Energy services giant Wood saw more than £330 million wiped off its market value yesterday, despite results showing a strong financial performance in 2018.
It also emerged that Aberdeen-based Wood could face criminal charges in the Scottish courts because of “legacy” joint-venture payments – via a third-party – to Monaco-based Unaoil, which is at the centre of ongoing investigations into suspected bribery, corruption and money laundering on both sides of the Atlantic.
Wood chief executive Robin Watson said the FTSE 250-listed firm was unfazed by an 8.1% plunge in its share price, which traders said was due to debt levels not falling fast enough.
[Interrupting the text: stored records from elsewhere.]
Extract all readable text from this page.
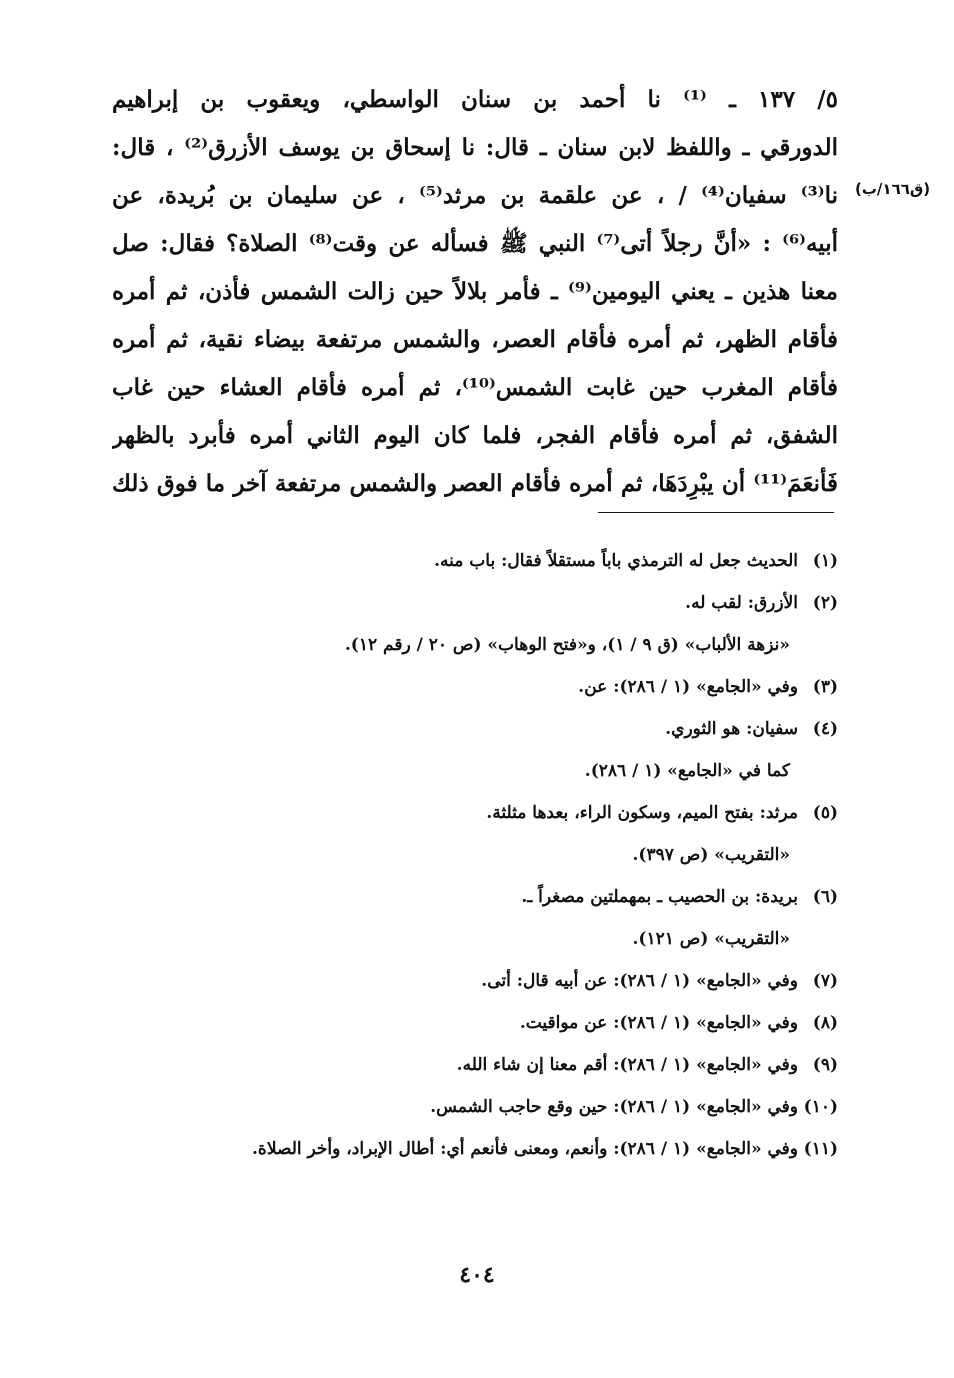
٥/ ١٣٧ ـ ⁽¹⁾ نا أحمد بن سنان الواسطي، ويعقوب بن إبراهيم
الدورقي ـ واللفظ لابن سنان ـ قال: نا إسحاق بن يوسف الأزرق⁽²⁾ ، قال:
نا⁽³⁾ سفيان⁽⁴⁾ / ، عن علقمة بن مرثد⁽⁵⁾ ، عن سليمان بن بُريدة، عن
أبيه⁽⁶⁾ : «أنَّ رجلاً أتى⁽⁷⁾ النبي ﷺ فسأله عن وقت⁽⁸⁾ الصلاة؟ فقال: صل
معنا هذين ـ يعني اليومين⁽⁹⁾ ـ فأمر بلالاً حين زالت الشمس فأذن، ثم أمره
فأقام الظهر، ثم أمره فأقام العصر، والشمس مرتفعة بيضاء نقية، ثم أمره
فأقام المغرب حين غابت الشمس⁽¹⁰⁾، ثم أمره فأقام العشاء حين غاب
الشفق، ثم أمره فأقام الفجر، فلما كان اليوم الثاني أمره فأبرد بالظهر
فَأنعَمَ⁽¹¹⁾ أن يبْرِدَهَا، ثم أمره فأقام العصر والشمس مرتفعة آخر ما فوق ذلك
(ق١٦٦/ب)
(١)الحديث جعل له الترمذي باباً مستقلاً فقال: باب منه.
(٢)الأزرق: لقب له.
«نزهة الألباب» (ق ٩ / ١)، و«فتح الوهاب» (ص ٢٠ / رقم ١٢).
(٣)وفي «الجامع» (١ / ٢٨٦): عن.
(٤)سفيان: هو الثوري.
كما في «الجامع» (١ / ٢٨٦).
(٥)مرثد: بفتح الميم، وسكون الراء، بعدها مثلثة.
«التقريب» (ص ٣٩٧).
(٦)بريدة: بن الحصيب ـ بمهملتين مصغراً ـ.
«التقريب» (ص ١٢١).
(٧)وفي «الجامع» (١ / ٢٨٦): عن أبيه قال: أتى.
(٨)وفي «الجامع» (١ / ٢٨٦): عن مواقيت.
(٩)وفي «الجامع» (١ / ٢٨٦): أقم معنا إن شاء الله.
(١٠)وفي «الجامع» (١ / ٢٨٦): حين وقع حاجب الشمس.
(١١)وفي «الجامع» (١ / ٢٨٦): وأنعم، ومعنى فأنعم أي: أطال الإبراد، وأخر الصلاة.
٤٠٤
Mr Watson added: “We don’t get too preoccupied by a daily share price commentary to be honest. But equally we’ve got to make sure we focus on making sure we unlock value in our asset disposals.
“It’s difficult to know if there is any one thing that drives share price in any one day.”
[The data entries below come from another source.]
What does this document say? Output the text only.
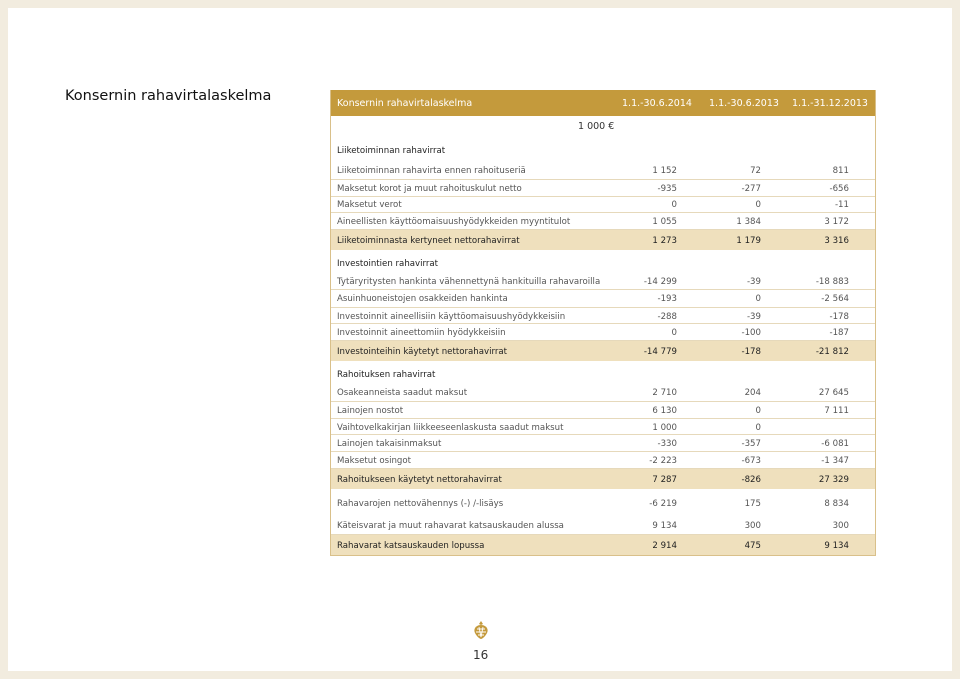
Konsernin rahavirtalaskelma	Konsernin rahavirtalaskelma	1.1.-30.6.2014 1.1.-30.6.2013 1.1.-31.12.2013
1 000 €
Liiketoiminnan rahavirrat
Liiketoiminnan rahavirta ennen rahoituseriä	1 152	72	811
Maksetut korot ja muut rahoituskulut netto	-935	-277	-656
Maksetut verot	0	0	-11
Aineellisten käyttöomaisuushyödykkeiden myyntitulot	1 055	1 384	3 172
Liiketoiminnasta kertyneet nettorahavirrat	1 273	1 179	3 316
Investointien rahavirrat
Tytäryritysten hankinta vähennettynä hankituilla rahavaroilla	-14 299	-39	-18 883
Asuinhuoneistojen osakkeiden hankinta	-193	0	-2 564
Investoinnit aineellisiin käyttöomaisuushyödykkeisiin	-288	-39	-178
Investoinnit aineettomiin hyödykkeisiin	0	-100	-187
Investointeihin käytetyt nettorahavirrat	-14 779	-178	-21 812
Rahoituksen rahavirrat
Osakeanneista saadut maksut	2 710	204	27 645
Lainojen nostot	6 130	0	7 111
Vaihtovelkakirjan liikkeeseenlaskusta saadut maksut	1 000	0
Lainojen takaisinmaksut	-330	-357	-6 081
Maksetut osingot	-2 223	-673	-1 347
Rahoitukseen käytetyt nettorahavirrat	7 287	-826	27 329
Rahavarojen nettovähennys (-) /-lisäys	-6 219	175	8 834
Käteisvarat ja muut rahavarat katsauskauden alussa	9 134	300	300
Rahavarat katsauskauden lopussa	2 914	475	9 134
16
David Barclay, head of office at wealth manager Brewin Dolphin in Aberdeen, said: “Today’s share price reaction is overdone in our view, and likely stems from a slower than expected deleveraging process following the Amec Foster Wheeler (AFW) acquisition.
“We continue to believe the deal was a good move, providing valuable long-term diversification benefits.”
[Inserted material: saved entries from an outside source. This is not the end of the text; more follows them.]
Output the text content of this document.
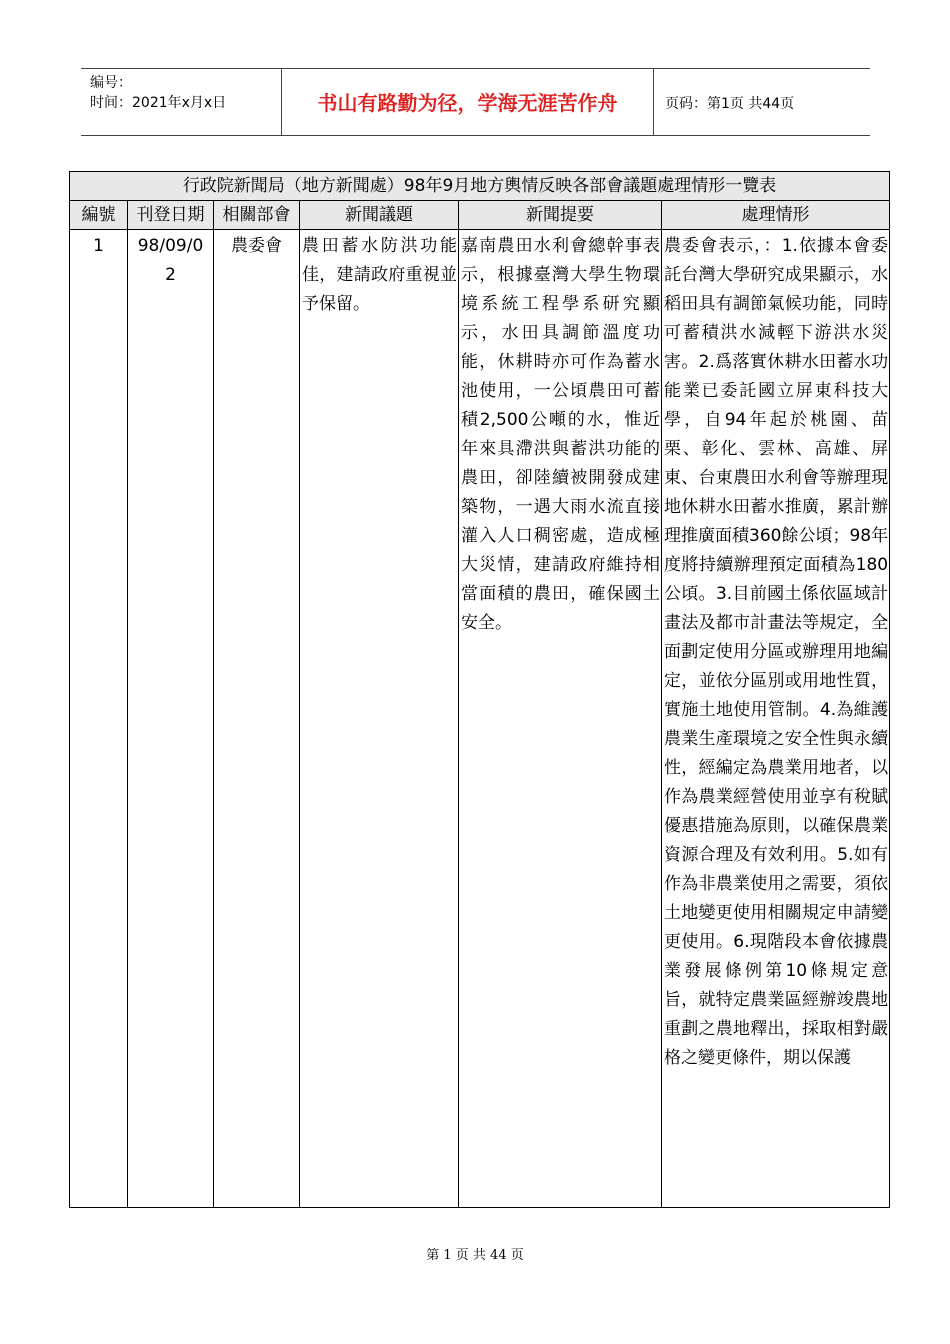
编号：
时间：2021年x月x日	书山有路勤为径，学海无涯苦作舟	页码：第1页 共44页
行政院新聞局（地方新聞處）98年9月地方輿情反映各部會議題處理情形一覽表					
編號	刊登日期	相關部會	新聞議題	新聞提要	處理情形
1	98/09/02	農委會	農田蓄水防洪功能佳，建請政府重視並予保留。	嘉南農田水利會總幹事表示，根據臺灣大學生物環境系統工程學系研究顯示，水田具調節溫度功能，休耕時亦可作為蓄水池使用，一公頃農田可蓄積2,500公噸的水，惟近年來具滯洪與蓄洪功能的農田，卻陸續被開發成建築物，一遇大雨水流直接灌入人口稠密處，造成極大災情，建請政府維持相當面積的農田，確保國土安全。	農委會表示，：1.依據本會委託台灣大學研究成果顯示，水稻田具有調節氣候功能，同時可蓄積洪水減輕下游洪水災害。2.爲落實休耕水田蓄水功能業已委託國立屏東科技大學，自94年起於桃園、苗栗、彰化、雲林、高雄、屏東、台東農田水利會等辦理現地休耕水田蓄水推廣，累計辦理推廣面積360餘公頃；98年度將持續辦理預定面積為180公頃。3.目前國土係依區域計畫法及都市計畫法等規定，全面劃定使用分區或辦理用地編定，並依分區別或用地性質，實施土地使用管制。4.為維護農業生產環境之安全性與永續性，經編定為農業用地者，以作為農業經營使用並享有稅賦優惠措施為原則，以確保農業資源合理及有效利用。5.如有作為非農業使用之需要，須依土地變更使用相關規定申請變更使用。6.現階段本會依據農業發展條例第10條規定意旨，就特定農業區經辦竣農地重劃之農地釋出，採取相對嚴格之變更條件，期以保護
第 1 页 共 44 页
AFW’s past trading with industrial solutions firm Unaoil could put Wood, which took over the business in 2017, in hot water.
Wood carried out an internal probe, which confirmed the payments to Unaoil, and notified the Crown Office and Procurator Fiscal Service of its findings.
In yesterday’s results statement from Wood, which returned to profitability in 2018, the firm said it “could face potential civil and criminal consequences, as well as other adverse consequences for its operations and business.”
Mr Watson said Wood was “cooperating fully” with authorities and had a “robust” ethics and compliance process in place”.